私のこの友達はあと2ヶ月なら生活できるだけの貯金がある時点でサンフランシスコから東海岸へ戻って母親の住む家に同居させてもらって職探しを行うことにしたのだ。彼女の友達、JackとJillには貯金なんてない。貯金がなくてもくよくよ心配せず、政府から受けれる助成金を受けれるだけ受けてのんびりすごす人たちなのだ。

 

 

行政のloopholes 穴を使って、 不当に自分の生活を楽にする人の例は、思いの外どこにだって、たくさんあるようだ。

 

 

 

最近私が目撃したところでは、病院に棲む日本のご老人たちである。

 

ある朝、看護師長さんがおしゃべり婆さんのベットに腰掛けて、優しくしかし確固たる態度で、「もうちゃんと治ったから家に帰らなきゃね。ここは救急病院だからベッドを空けてもらわないといけないしね。」と言っていた。看護師長さんが退室したあとで、おしゃべり婆さんは「ええ?うち帰らなあかんてゆうてはった今?」と騒ぎ出し、他の看護師さんが騒ぎを聞きつけて覗きに来て、「誰が帰らなあかんてゆったん?あ、看護師長さん?うん、ここは救急病院だからね、悪いところなかったら帰らなあかんよ。今すぐってわけじゃないけどね。」と宥めるように付け加えたけれど、おしゃべり婆さんはその日一日ブツブツと「帰らなあかんのかなあ。」と唱えていた。これは私に「うちは子供が近くに住んでてていつでも会いに来るよ。あんたもお母ちゃんのことが心配やろ。大阪に戻ってけえへんの?お母ちゃん連れて行ったらどうやの?」と言っていたおばあちゃん。この10日間おばあちゃんの家族が面会にきたことは一度もないし、他の人の話によると、実は息子の嫁と住むのが嫌で病院に避難しているらしい。

 

母のいる10人部屋の半分以上の人たちは自分で起き上がり歩いてトイレにゆくことが出来る。よく寝てよく食べて、起きているときにはちょっぴりだか随分だかボケた頭で同じ話題を繰り返し話している。誰の話を信じたものかと、話半分に聞いていたけれど、本人たちが直接話してくれた内容を継ぎ合わせても、半数のおばあちゃんたちは随分前にコケたり病気したことをきっかけに入院し、いろいろな口実で入院を長引かせたり病院を変えて、病院から病院を転居して、最低限の自己負担額を支払うことで生活しているらしい。

 

{半年近く入院しているお母様が介護施設に入るにあたって保証人には娘さんになって欲しいと言っている}との連絡を受けてタイから駆けつけた私を、もっと自分の側に呼び寄せて、「ここに入っていたらタダ飯食えるんや」と言った11年ぶりに再会した母に呆れた最初の日から2週間近く毎日病院に通って、日本の老齢化社会を以前よりも深く心配する経験になった。

 

下半身を布団でカバーしたままベッドで過ごす人たちのために暖房が25度以上に設定されているのか、コートを着て30分の道のりを歩いて到着したら、私はまずコートのみならずトップのシャツも脱いでヒートテック一枚で過ごすことも多いとても暑苦しい室内環境。時折加齢臭のみならずトイレ臭が渦巻いていたり、食後には一斉に昼寝する老婆達の、慎み深く布団を頭まで被って寝ている人もいれば、大口開けて大いびきかいて寝ているばあちゃんもあり、「ちょっと手伝って」「助けて」と呼ばれることもあり、老いる事の寂しさ、入院生活することの恐ろしさを垣間見た。

 

母も肌荒れだか虫刺されだかの耐えられない痒みがなければ病院に長居したかったようだ。

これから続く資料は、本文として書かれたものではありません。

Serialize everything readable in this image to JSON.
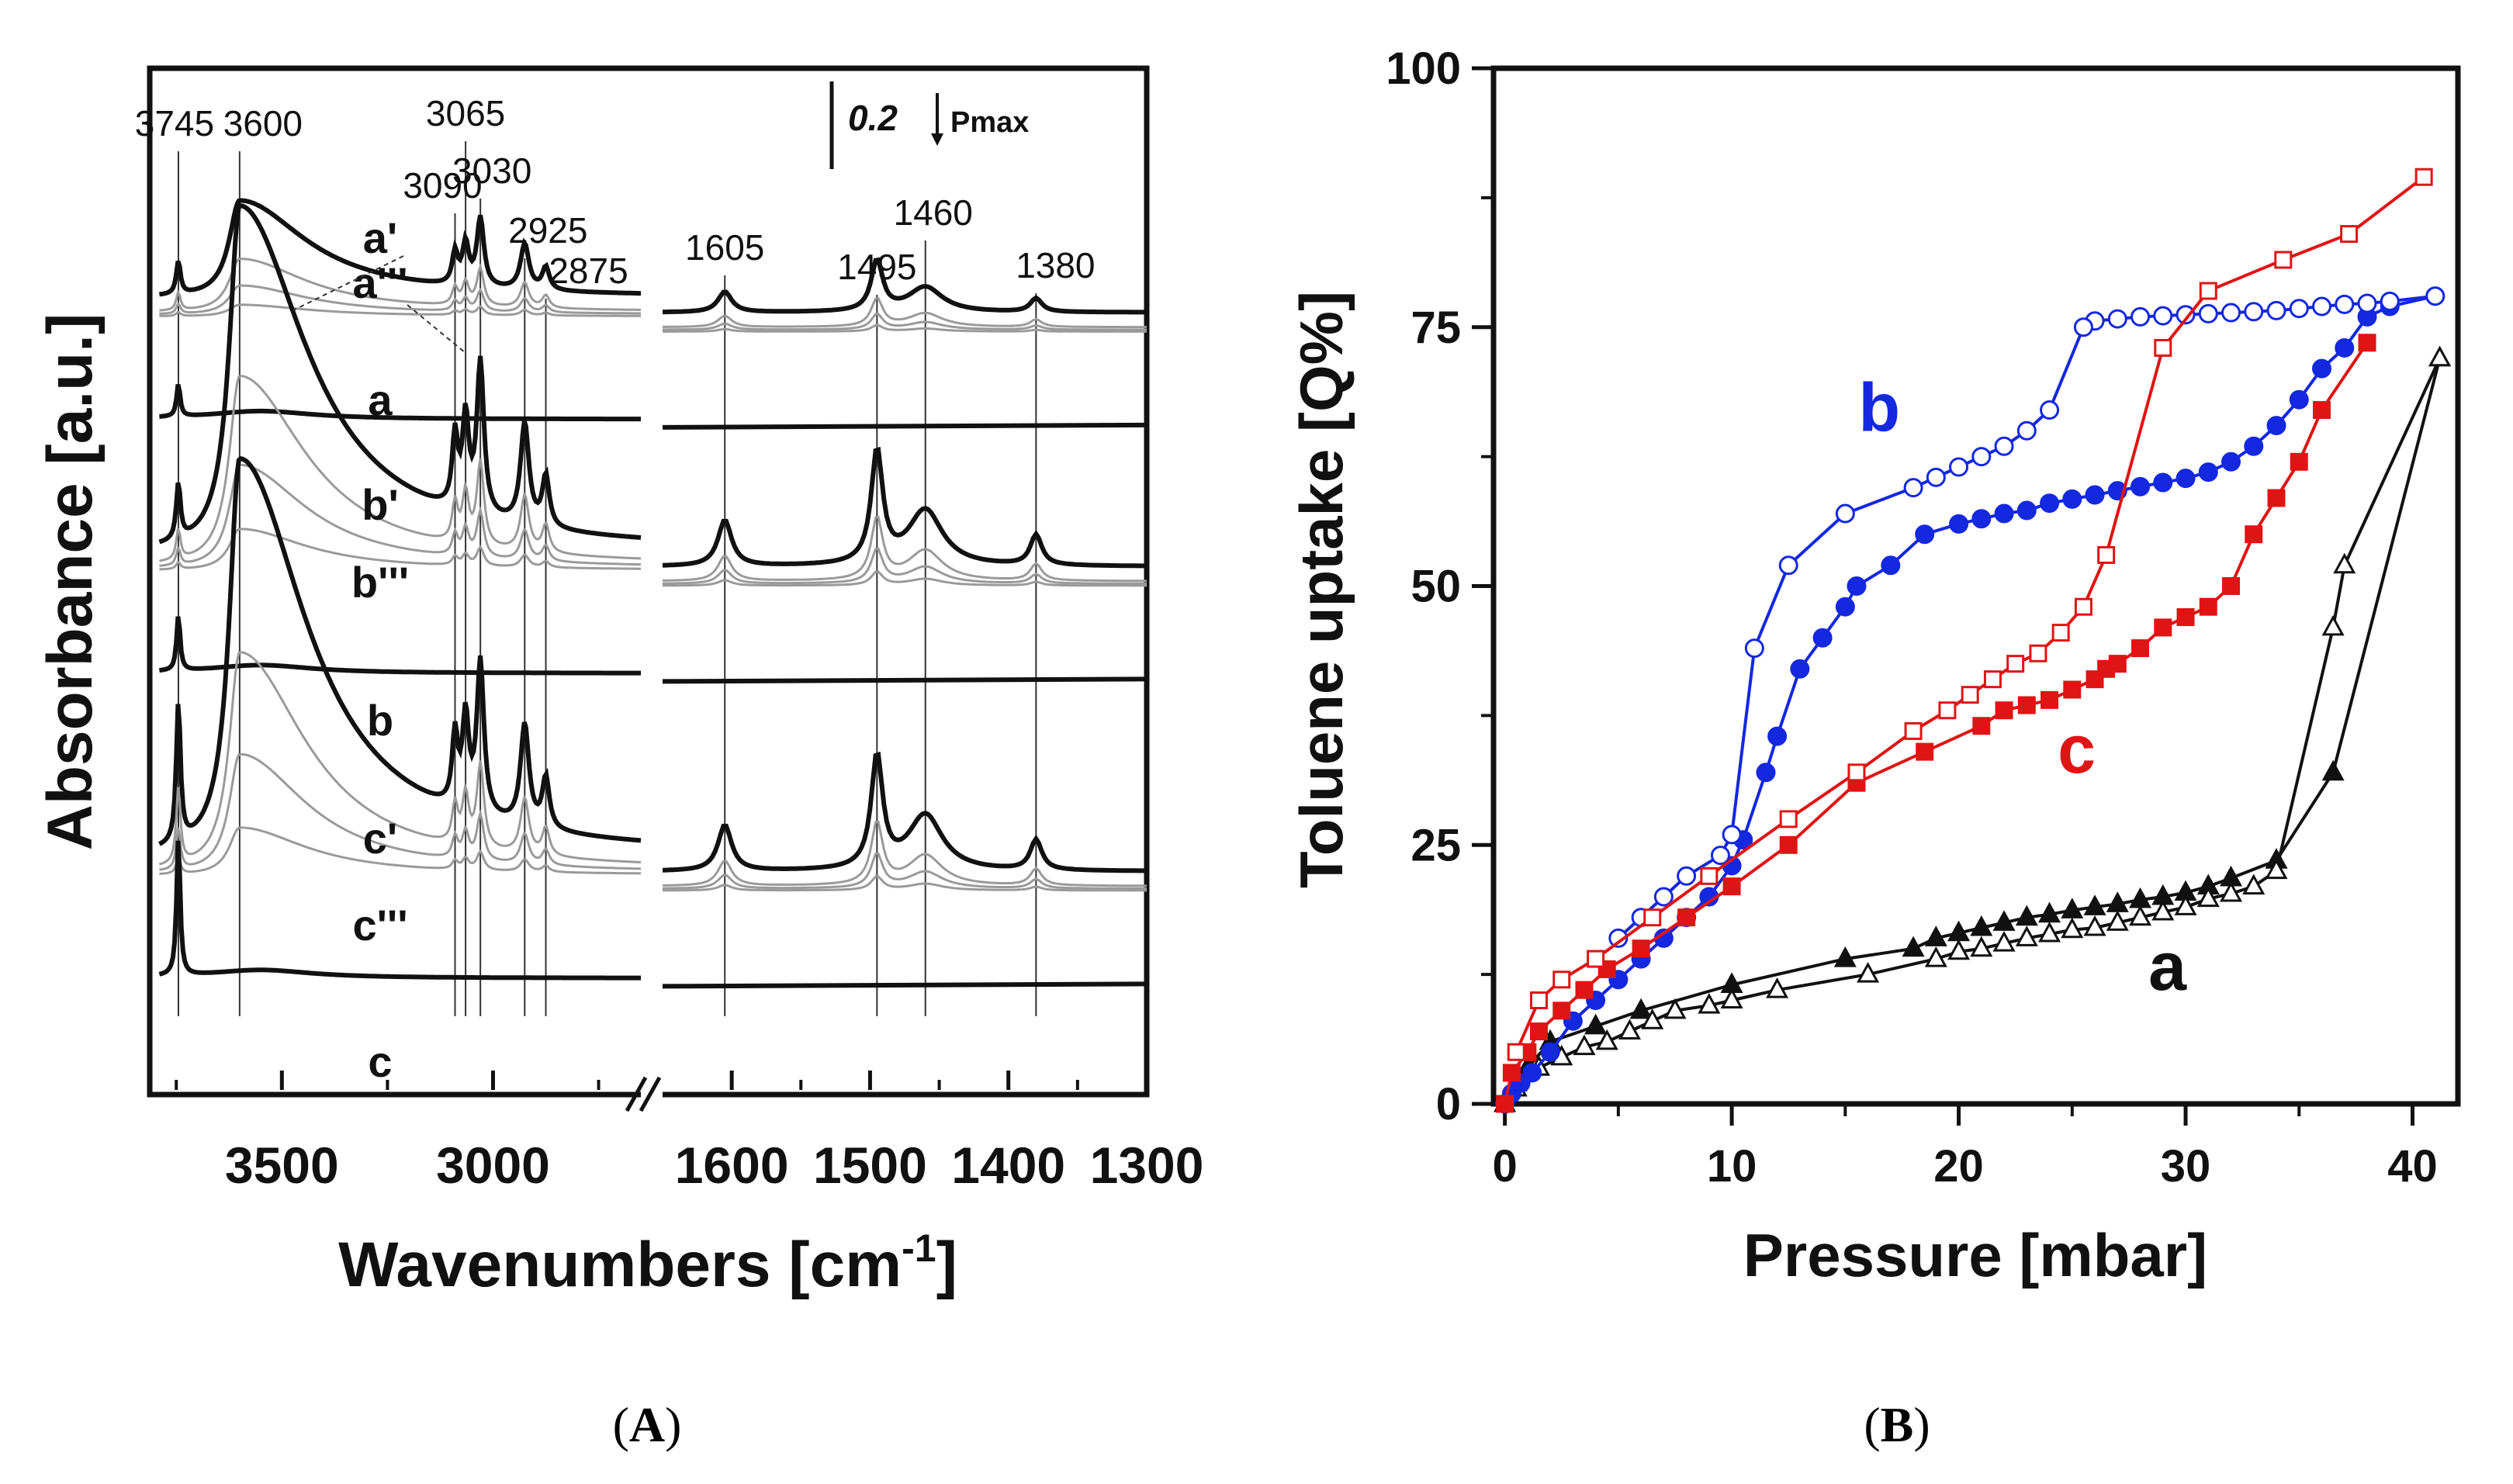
{
  "panel_A": {
    "caption_letter": "A",
    "chart_data": {
      "type": "line",
      "title": "",
      "xlabel": "Wavenumbers [cm",
      "xlabel_sup": "-1",
      "xlabel_close": "]",
      "ylabel": "Absorbance [a.u.]",
      "x_segments": [
        [
          3800,
          2650
        ],
        [
          1650,
          1300
        ]
      ],
      "x_ticks": [
        {
          "v": 3500,
          "label": "3500"
        },
        {
          "v": 3000,
          "label": "3000"
        },
        {
          "v": 1600,
          "label": "1600"
        },
        {
          "v": 1500,
          "label": "1500"
        },
        {
          "v": 1400,
          "label": "1400"
        },
        {
          "v": 1300,
          "label": "1300"
        }
      ],
      "axis_break": "//",
      "scale_bar": {
        "value": "0.2",
        "note": "Pmax"
      },
      "peaks": [
        {
          "label": "3745",
          "v": 3745
        },
        {
          "label": "3600",
          "v": 3600
        },
        {
          "label": "3090",
          "v": 3090
        },
        {
          "label": "3065",
          "v": 3065
        },
        {
          "label": "3030",
          "v": 3030
        },
        {
          "label": "2925",
          "v": 2925
        },
        {
          "label": "2875",
          "v": 2875
        },
        {
          "label": "1605",
          "v": 1605
        },
        {
          "label": "1495",
          "v": 1495
        },
        {
          "label": "1460",
          "v": 1460
        },
        {
          "label": "1380",
          "v": 1380
        }
      ],
      "curve_labels": [
        "a'",
        "a'''",
        "a",
        "b'",
        "b'''",
        "b",
        "c'",
        "c'''",
        "c"
      ],
      "sample_groups": [
        {
          "name": "a",
          "baseline": 0.76,
          "silanol": 0.13,
          "band3600": 0.28,
          "toluene": 0.45
        },
        {
          "name": "b",
          "baseline": 0.51,
          "silanol": 0.22,
          "band3600": 1.0,
          "toluene": 1.0
        },
        {
          "name": "c",
          "baseline": 0.21,
          "silanol": 0.55,
          "band3600": 1.15,
          "toluene": 1.0
        }
      ]
    }
  },
  "panel_B": {
    "caption_letter": "B",
    "chart_data": {
      "type": "line",
      "title": "",
      "xlabel": "Pressure [mbar]",
      "ylabel": "Toluene uptake [Q%]",
      "xlim": [
        -0.5,
        42
      ],
      "ylim": [
        0,
        100
      ],
      "x_ticks": [
        "0",
        "10",
        "20",
        "30",
        "40"
      ],
      "y_ticks": [
        "0",
        "25",
        "50",
        "75",
        "100"
      ],
      "colors": {
        "a": "#111111",
        "b": "#1428e0",
        "c": "#e01414"
      },
      "series_labels": [
        {
          "text": "b",
          "x": 16.5,
          "y": 65,
          "color": "#1428e0"
        },
        {
          "text": "c",
          "x": 25.2,
          "y": 32,
          "color": "#e01414"
        },
        {
          "text": "a",
          "x": 29.2,
          "y": 11,
          "color": "#111111"
        }
      ],
      "series": [
        {
          "name": "a adsorption",
          "color": "#111111",
          "marker": "triangle",
          "filled": true,
          "x": [
            0,
            0.5,
            1,
            2,
            4,
            6,
            10,
            15,
            18,
            19,
            20,
            21,
            22,
            23,
            24,
            25,
            26,
            27,
            28,
            29,
            30,
            31,
            32,
            34,
            36.5,
            41.2
          ],
          "y": [
            0,
            2,
            3.5,
            6,
            7.5,
            9,
            11.5,
            14,
            15,
            16,
            16.5,
            17,
            17.5,
            18,
            18.3,
            18.7,
            19,
            19.3,
            19.7,
            20,
            20.4,
            21,
            21.8,
            23.5,
            32,
            72
          ]
        },
        {
          "name": "a desorption",
          "color": "#111111",
          "marker": "triangle",
          "filled": false,
          "x": [
            41.2,
            37,
            36.5,
            34,
            33,
            32,
            31,
            30,
            29,
            28,
            27,
            26,
            25,
            24,
            23,
            22,
            21,
            20,
            19,
            16,
            12,
            10,
            9,
            7.5,
            6.5,
            5.5,
            4.5,
            3.5,
            2.5,
            1.5,
            0.5
          ],
          "y": [
            72,
            52,
            46,
            22.5,
            21,
            20.3,
            19.8,
            19,
            18.5,
            18,
            17.5,
            17,
            16.8,
            16.4,
            16,
            15.5,
            15,
            14.7,
            14,
            12.5,
            11,
            10,
            9.5,
            9,
            8,
            7,
            6,
            5.5,
            4.5,
            3.5,
            1.5
          ]
        },
        {
          "name": "b adsorption",
          "color": "#1428e0",
          "marker": "circle",
          "filled": true,
          "x": [
            0,
            0.3,
            0.7,
            1.2,
            2,
            3,
            4,
            5,
            6,
            7,
            8,
            9,
            10,
            10.5,
            11.5,
            12,
            13,
            14,
            15,
            15.5,
            17,
            18.5,
            20,
            21,
            22,
            23,
            24,
            25,
            26,
            27,
            28,
            29,
            30,
            31,
            32,
            33,
            34,
            35,
            36,
            37,
            38,
            39,
            41
          ],
          "y": [
            0,
            1,
            2,
            3,
            5,
            8,
            10,
            12,
            14,
            16,
            18,
            20,
            23,
            25.5,
            32,
            35.5,
            42,
            45,
            48,
            50,
            52,
            55,
            56,
            56.5,
            57,
            57.3,
            58,
            58.4,
            58.8,
            59.2,
            59.6,
            60,
            60.4,
            61,
            62,
            63.5,
            65.5,
            68,
            71,
            73,
            76,
            77,
            78
          ]
        },
        {
          "name": "b desorption",
          "color": "#1428e0",
          "marker": "circle",
          "filled": false,
          "x": [
            41,
            39,
            38,
            37,
            36,
            35,
            34,
            33,
            32,
            31,
            30,
            29,
            28,
            27,
            26,
            25.5,
            24,
            23,
            22,
            21,
            20,
            19,
            18,
            15,
            12.5,
            11,
            10,
            9.5,
            8,
            7,
            6,
            5
          ],
          "y": [
            78,
            77.5,
            77.3,
            77.2,
            77,
            76.8,
            76.6,
            76.5,
            76.4,
            76.3,
            76.2,
            76.1,
            76,
            75.8,
            75.6,
            75,
            67,
            65,
            63.5,
            62.5,
            61.5,
            60.5,
            59.5,
            57,
            52,
            44,
            26,
            24,
            22,
            20,
            18,
            16
          ]
        },
        {
          "name": "c adsorption",
          "color": "#e01414",
          "marker": "square",
          "filled": true,
          "x": [
            0,
            0.3,
            1,
            1.5,
            2.5,
            3.5,
            4.5,
            6,
            8,
            10,
            12.5,
            15.5,
            18.5,
            21,
            22,
            23,
            24,
            25,
            26,
            26.5,
            27,
            28,
            29,
            30,
            31,
            32,
            33,
            34,
            35,
            36,
            38
          ],
          "y": [
            0,
            3,
            5,
            7,
            9,
            11,
            13,
            15,
            18,
            21,
            25,
            31,
            34,
            36.5,
            38,
            38.5,
            39,
            40,
            41,
            42,
            42.5,
            44,
            46,
            47,
            48,
            50,
            55,
            58.5,
            62,
            67,
            73.5
          ]
        },
        {
          "name": "c desorption",
          "color": "#e01414",
          "marker": "square",
          "filled": false,
          "x": [
            40.5,
            37.2,
            34.3,
            31,
            29,
            26.5,
            25.5,
            24.5,
            23.5,
            22.5,
            21.5,
            20.5,
            19.5,
            18,
            15.5,
            12.5,
            9,
            6.5,
            4,
            2.5,
            1.5,
            0.5
          ],
          "y": [
            89.5,
            84,
            81.5,
            78.5,
            73,
            53,
            48,
            45.5,
            43.5,
            42.5,
            41,
            39.5,
            38,
            36,
            32,
            27.5,
            22,
            18,
            14,
            12,
            10,
            5
          ]
        }
      ]
    }
  }
}
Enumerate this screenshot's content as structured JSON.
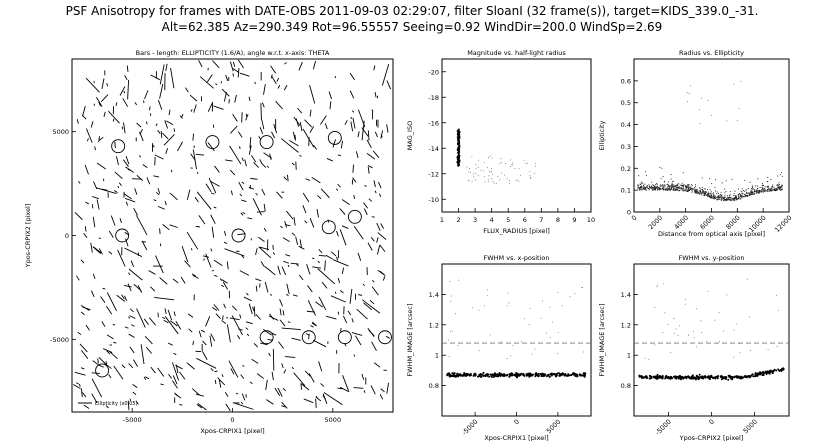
{
  "figure": {
    "title_line1": "PSF Anisotropy for frames with DATE-OBS 2011-09-03 02:29:07, filter SloanI (32 frame(s)), target=KIDS_339.0_-31.",
    "title_line2": "Alt=62.385 Az=290.349 Rot=96.55557 Seeing=0.92 WindDir=200.0 WindSp=2.69"
  },
  "chart_data": [
    {
      "id": "whisker",
      "type": "scatter",
      "title": "Bars - length: ELLIPTICITY (1.6/A), angle w.r.t. x-axis: THETA",
      "xlabel": "Xpos-CRPIX1 [pixel]",
      "ylabel": "Ypos-CRPIX2 [pixel]",
      "xlim": [
        -8000,
        8000
      ],
      "ylim": [
        -8500,
        8500
      ],
      "xticks": [
        -5000,
        0,
        5000
      ],
      "yticks": [
        -5000,
        0,
        5000
      ],
      "legend": "Ellipticity (x0.05)",
      "legend_position": "bottom-left",
      "circles": [
        {
          "x": -1000,
          "y": 4500
        },
        {
          "x": 1700,
          "y": 4500
        },
        {
          "x": 5100,
          "y": 4700
        },
        {
          "x": -5700,
          "y": 4300
        },
        {
          "x": -5500,
          "y": 0
        },
        {
          "x": 300,
          "y": 0
        },
        {
          "x": 4800,
          "y": 400
        },
        {
          "x": 6100,
          "y": 900
        },
        {
          "x": 1700,
          "y": -4900
        },
        {
          "x": 3800,
          "y": -4900
        },
        {
          "x": 5600,
          "y": -4900
        },
        {
          "x": 7600,
          "y": -4900
        },
        {
          "x": -6500,
          "y": -6500
        }
      ]
    },
    {
      "id": "mag-radius",
      "type": "scatter",
      "title": "Magnitude vs. half-light radius",
      "xlabel": "FLUX_RADIUS [pixel]",
      "ylabel": "MAG_ISO",
      "xlim": [
        1,
        10
      ],
      "ylim": [
        -9,
        -21
      ],
      "xticks": [
        1,
        2,
        3,
        4,
        5,
        6,
        7,
        8,
        9,
        10
      ],
      "yticks": [
        -10,
        -12,
        -14,
        -16,
        -18,
        -20
      ],
      "series": [
        {
          "values": [
            [
              2.0,
              -13.0
            ],
            [
              2.0,
              -14.0
            ],
            [
              2.0,
              -15.0
            ],
            [
              2.1,
              -15.3
            ],
            [
              2.1,
              -12.8
            ]
          ]
        },
        {
          "values": [
            [
              3.3,
              -12.2
            ],
            [
              4.0,
              -11.8
            ],
            [
              4.6,
              -12.5
            ],
            [
              5.2,
              -12.0
            ],
            [
              5.8,
              -12.8
            ]
          ]
        }
      ]
    },
    {
      "id": "radius-ellipticity",
      "type": "scatter",
      "title": "Radius vs. Ellipticity",
      "xlabel": "Distance from optical axis [pixel]",
      "ylabel": "Ellipticity",
      "xlim": [
        0,
        12000
      ],
      "ylim": [
        0,
        0.7
      ],
      "xticks": [
        0,
        2000,
        4000,
        6000,
        8000,
        10000,
        12000
      ],
      "yticks": [
        0,
        0.1,
        0.2,
        0.3,
        0.4,
        0.5,
        0.6
      ],
      "series": [
        {
          "values": [
            [
              1000,
              0.1
            ],
            [
              3000,
              0.09
            ],
            [
              5000,
              0.08
            ],
            [
              7000,
              0.05
            ],
            [
              9000,
              0.06
            ],
            [
              11000,
              0.08
            ]
          ]
        }
      ]
    },
    {
      "id": "fwhm-x",
      "type": "scatter",
      "title": "FWHM vs. x-position",
      "xlabel": "Xpos-CRPIX1 [pixel]",
      "ylabel": "FWHM_IMAGE [arcsec]",
      "xlim": [
        -9000,
        9000
      ],
      "ylim": [
        0.6,
        1.6
      ],
      "xticks": [
        -5000,
        0,
        5000
      ],
      "yticks": [
        0.8,
        1.0,
        1.2,
        1.4
      ],
      "reference_y": 1.08,
      "series": [
        {
          "values": [
            [
              -8000,
              0.87
            ],
            [
              -4000,
              0.87
            ],
            [
              0,
              0.87
            ],
            [
              4000,
              0.87
            ],
            [
              8000,
              0.87
            ]
          ]
        }
      ]
    },
    {
      "id": "fwhm-y",
      "type": "scatter",
      "title": "FWHM vs. y-position",
      "xlabel": "Ypos-CRPIX2 [pixel]",
      "ylabel": "FWHM_IMAGE [arcsec]",
      "xlim": [
        -9000,
        9000
      ],
      "ylim": [
        0.6,
        1.6
      ],
      "xticks": [
        -5000,
        0,
        5000
      ],
      "yticks": [
        0.8,
        1.0,
        1.2,
        1.4
      ],
      "reference_y": 1.08,
      "series": [
        {
          "values": [
            [
              -8000,
              0.86
            ],
            [
              -4000,
              0.85
            ],
            [
              0,
              0.86
            ],
            [
              4000,
              0.87
            ],
            [
              8000,
              0.92
            ]
          ]
        }
      ]
    }
  ]
}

私の母が介護施設入居を決めたことが知れ渡ると老女達は口ぐちに「経済的に余裕があるからできることやね」「しっかりした娘さんに手伝ってもらえて、いいところ見つかってよかったね」「どんなところへ行きはるの?」「いくらぐらい掛かるの?」とそれぞれ羨望と興味も隠しきれない様子だった。

 

数日前に母が話を無視したことから母と敵対関係にあるおばあちゃんだけはそんな話が盛り上がっている病室の片隅で誰も聞いていないのに、一段と声を張り上げていつもの話題三本建て、とある植物と頑固な主人と寡黙な息子の話をしていた。